Eine Bildmeditation zum Weihnachtsfest von Bischof Hermann Glettler in der Kichenzeitung Tiroler Sonntag.

Nahe beim Gehweg, seitlich an der Straße, unerwartet ein Stern. Eine humorvolle, sinnlose Kombination, sympathisch und unverständlich zugleich. Ein Straßenzeichen oder ein Irrtum? Relikt einer abgeschlossenen Baustelle? Unser Leben gleicht ja oft einer tatsächlichen Baustelle.

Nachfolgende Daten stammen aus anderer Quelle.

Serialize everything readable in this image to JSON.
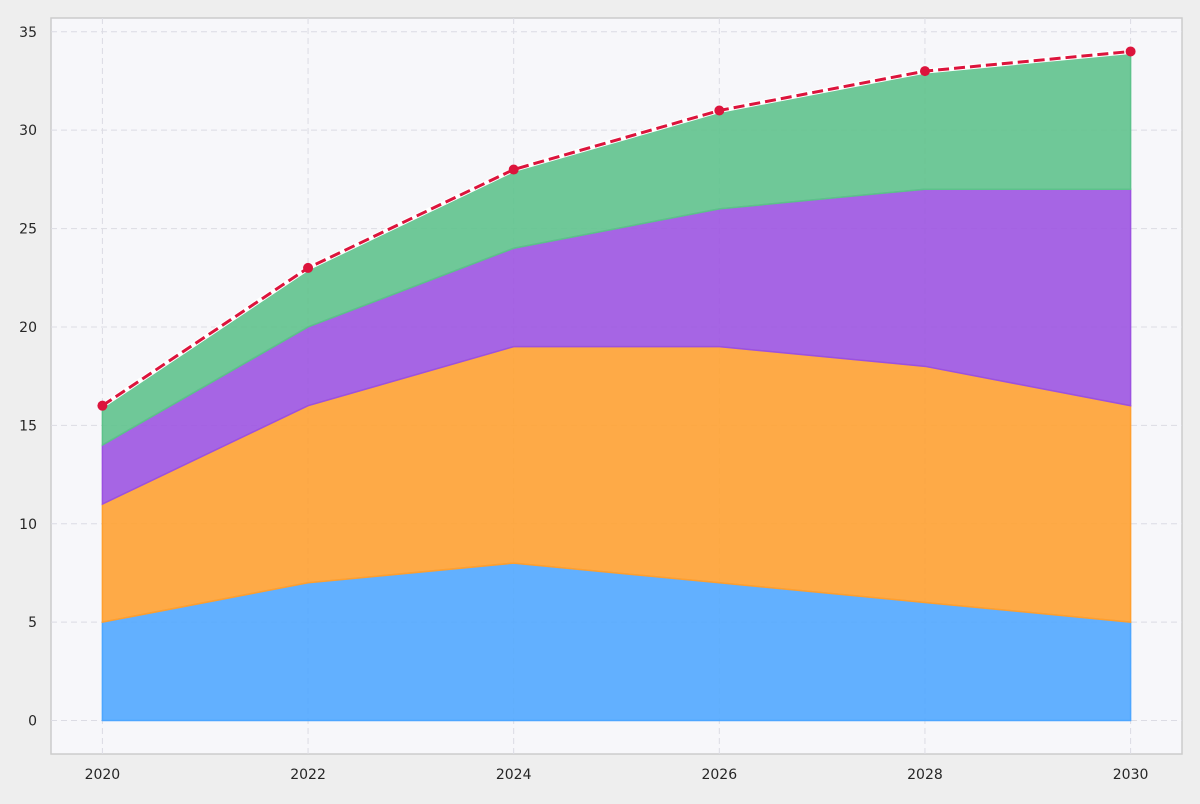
{
  "chart_data": {
    "type": "area",
    "stacked": true,
    "x": [
      2020,
      2022,
      2024,
      2026,
      2028,
      2030
    ],
    "x_ticks": [
      "2020",
      "2022",
      "2024",
      "2026",
      "2028",
      "2030"
    ],
    "y_ticks": [
      "0",
      "5",
      "10",
      "15",
      "20",
      "25",
      "30",
      "35"
    ],
    "xlim": [
      2019.5,
      2030.5
    ],
    "ylim": [
      -1.7,
      35.7
    ],
    "grid": true,
    "title": "",
    "xlabel": "",
    "ylabel": "",
    "series": [
      {
        "values": [
          5,
          7,
          8,
          7,
          6,
          5
        ],
        "color": "#4da6ff"
      },
      {
        "values": [
          6,
          9,
          11,
          12,
          12,
          11
        ],
        "color": "#ff9f2e"
      },
      {
        "values": [
          3,
          4,
          5,
          7,
          9,
          11
        ],
        "color": "#9b51e0"
      },
      {
        "values": [
          2,
          3,
          4,
          5,
          6,
          7
        ],
        "color": "#5cc28a"
      }
    ],
    "total_line": {
      "values": [
        16,
        23,
        28,
        31,
        33,
        34
      ],
      "color": "#dc143c",
      "style": "dashed",
      "markers": true
    },
    "colors": {
      "plot_background": "#f7f7fa",
      "page_background": "#eeeeee",
      "grid": "#dcdce4",
      "frame": "#cccccc"
    }
  }
}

Begegnet uns hier ein weihnachtlicher Stern? Natürlich nicht der Stern Davids, der über Juda aufgegangen ist – auch wenn er ihm überraschend gleicht. Dennoch ein eigenartiger Wegweiser wie damals für die Gelehrten aus dem Osten. Sie hatten ganz deutlich einen Stern vor Augen. Ohne ihn waren sie verloren, ziellos umherirrend – so wie wir. Der Stern war ihr verlässliches GPS. Sie nahmen den Weg durch die unendliche Landschaft menschlicher Sehnsucht. Eine Sehnsucht nach Gott – mitten im Leben, mitten auf der Straße. Nicht in der idyllischen Ecke einer weltflüchtigen Frömmigkeit. Sehnsucht nach einem Gott, der selbst unterwegs ist. Weil die Liebe immer unterwegs ist, um den Nächsten zu suchen. Ein Vorrangzeichen für Gott, damit unser Leben nicht leer bleibt – und unsere Wege letztlich ans Ziel führen. Stern über Betlehem. Wegweiser für den „neuen Weg“, wie man die Gemeinschaft der ersten Christen nannte.

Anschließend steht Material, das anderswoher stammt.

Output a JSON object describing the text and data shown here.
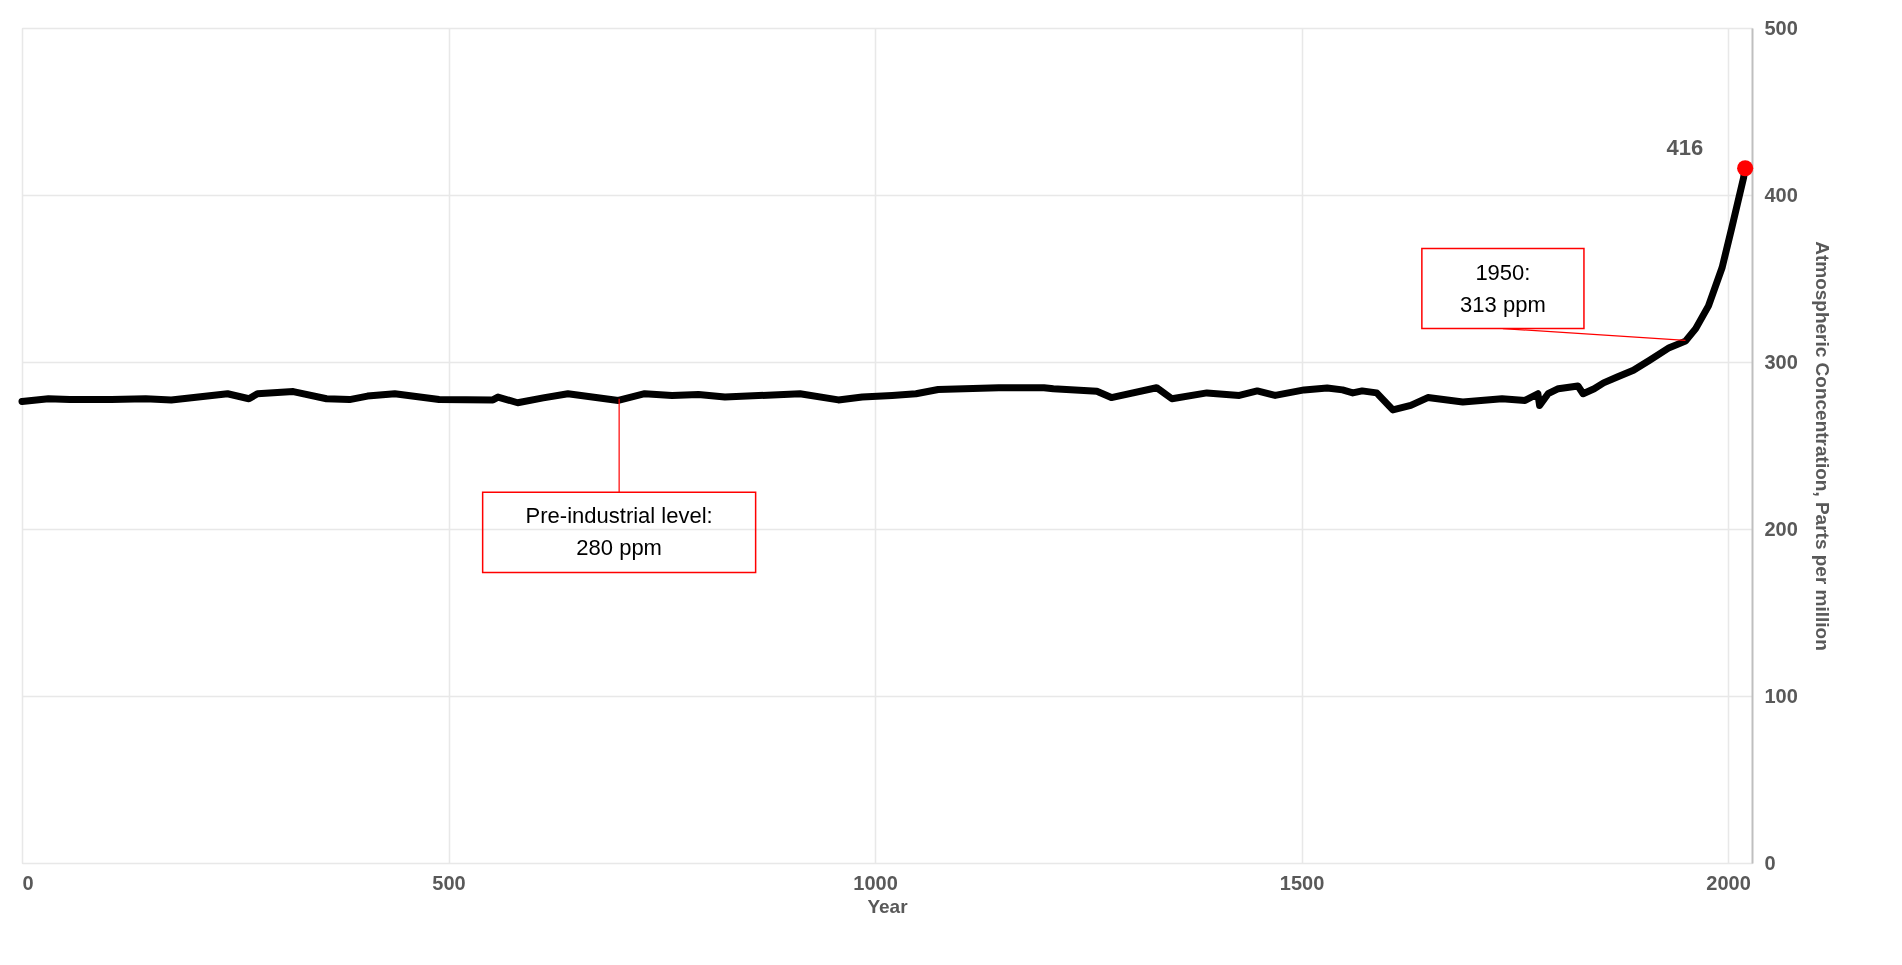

Wer oder was hat denn nun Vorrang? Der in Allem souveräne Mensch, der alles kontrolliert und in der Hand hat? Vorsicht Baustelle! Vorsicht Arbeit? Nein, Vorsicht vor der Überschätzung menschlichen Tuns. Gott selbst will handeln. Das Wesentliche muss sich der Mensch schenken lassen. Jetzt ist es Zeit, zu feiern. Gott ist Mensch geworden. Das Fest unterbricht unsere Geschäftigkeit. Dennoch ist auch Spiritualität mitunter Arbeit. Es ist die tägliche Mühe, um den Raum freizuschaufeln, dass wir Hörende bleiben, innerlich bewegt, aufmerksam und aufnahmefähig. Nicht zugetextet mit dem verheerenden Zuviel an Informationen und News.

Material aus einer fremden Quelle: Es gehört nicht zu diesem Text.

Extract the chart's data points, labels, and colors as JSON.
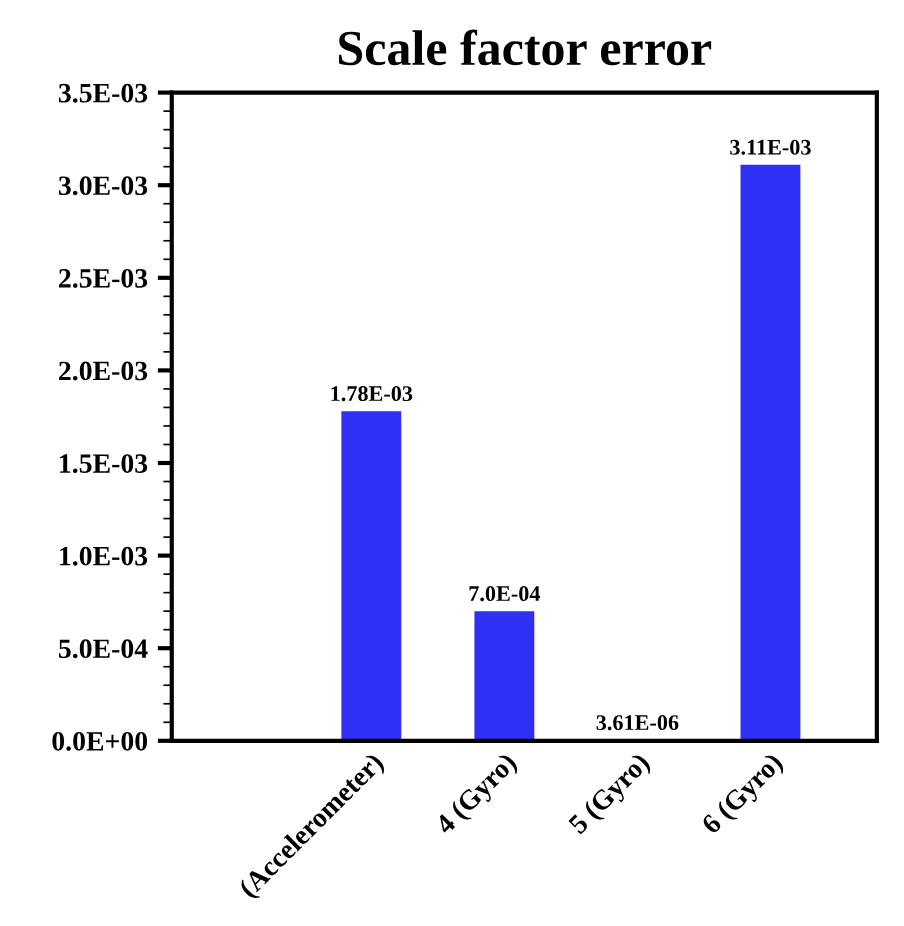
{
  "chart_data": {
    "type": "bar",
    "title": "Scale factor error",
    "categories": [
      "(Accelerometer)",
      "4 (Gyro)",
      "5 (Gyro)",
      "6 (Gyro)"
    ],
    "values": [
      0.00178,
      0.0007,
      3.61e-06,
      0.00311
    ],
    "value_labels": [
      "1.78E-03",
      "7.0E-04",
      "3.61E-06",
      "3.11E-03"
    ],
    "color": "#2f2ff5",
    "ylim": [
      0,
      0.0035
    ],
    "yticks": [
      {
        "value": 0,
        "label": "0.0E+00"
      },
      {
        "value": 0.0005,
        "label": "5.0E-04"
      },
      {
        "value": 0.001,
        "label": "1.0E-03"
      },
      {
        "value": 0.0015,
        "label": "1.5E-03"
      },
      {
        "value": 0.002,
        "label": "2.0E-03"
      },
      {
        "value": 0.0025,
        "label": "2.5E-03"
      },
      {
        "value": 0.003,
        "label": "3.0E-03"
      },
      {
        "value": 0.0035,
        "label": "3.5E-03"
      }
    ],
    "grid": false,
    "legend": false
  }
}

Ja, Gott ist am Werk. Weihnachten ist sein Werk. Sein Wort ist Fleisch geworden. Er hat sich den Weg zu uns freigeschaufelt. Sein Stern überrascht uns. Das Leben hat nun Vorrang, nicht mehr der Tod! Fürchte Dich nicht! Licht aus der Höhe, um Dich zu finden. Licht aus der Höhe, um Dir zu begegnen. Gott hat ein Zeichen gesetzt, um Dich zu berühren.

 

Hermann Glettler, Bischof von Innsbruck

Der Betrag erschien in der Ausgabe des Tiroler Sonntag vom 21. Dezember 2017.